Agri-PV Anlagen: Nahrung und Stromerzeugung
Ein klassischer Konflikt war bisher, ob eine freie Fläche für Photovoltaikanlagen oder für landwirtschaftliche Zwecke genutzt werden soll. Agri-PV liefert die Antwort dazu: Unter bzw. neben den Modulen können landwirtschaftliche Kulturen angebaut werden.
Dazu werden die Reihenabstände der Module vergrößert, die Primärnutzung der Fläche bleibt der Agrarproduktion vorbehalten. Zwar wird durch den größeren Reihenabstand weniger Energie pro Hektar erzeugt als mit einem klassischen Freiflächen-Solarpark. Durch größere Flächen und bewegliche Systeme können hier jedoch Vorteile geschaffen werden.
Sogenannte Single Axis Tracker mit bifazialen Modulen zum Beispiel orientieren sich mechanisch am Verlauf der Sonne und können in den Tagesrandstunden mehr Strom erzeugen. Dadurch wird ein um etwa 20–30% besserer Wirkungsgrad erzielt.
Der zusätzliche Witterungsschutz und die Möglichkeit der Optimierung von Licht- und Wassermanagement für die darunter und dazwischen angebauten Kulturen sind klare Vorteile der Systeme für die Landwirte.
Agri-PV in Ostrau: Grüne Energie in Planung
Wie das alles geht, zeigt sich beispielsweise im sächsischen Ostrau. Dort entwickelt aktuell die Firma Kronos Solar EDPR den größten zusammenhängenden Agri-PV-Park mit ackerbaulicher Nutzung in Deutschland. Er hat eine Gesamtfläche von 110 ha. Eine Anlage dieser Größenordnung gibt es bisher noch nicht. Mit einer Leistung von etwa 70 MW – genug grüne Energie für 20.000 Haushalte – wird sie Leuchtturmcharakter haben.

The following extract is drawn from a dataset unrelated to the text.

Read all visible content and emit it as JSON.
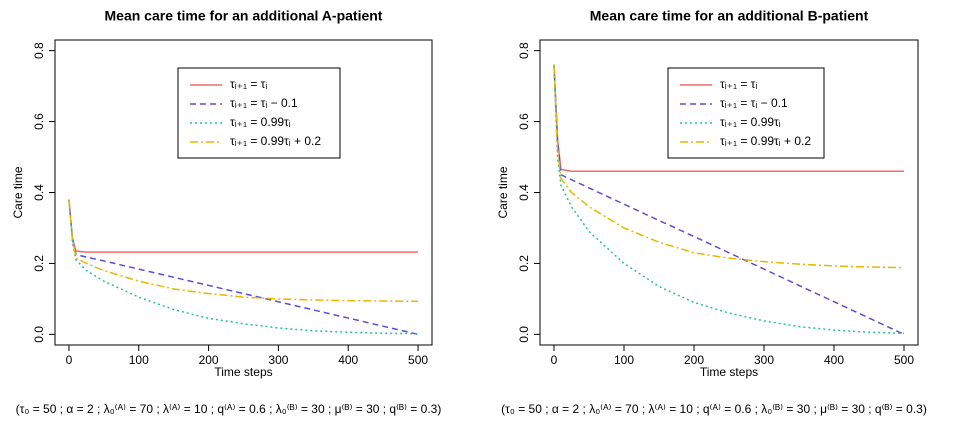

Baustart soll 2025 sein. „Damit so eine Agri-PV-Anlage zu einer Win-win-Situation für alle Beteiligten führt, braucht es ein gemeinsames Verständnis für die angestrebten Ziele“, erklärt Dr. Alexander Arcache, Geschäftsführer des Münchner Unternehmens, das auch über eine Niederlassung in Leipzig verfügt. Zudem sei eine enge Verständigung über ihre Umsetzung notwendig.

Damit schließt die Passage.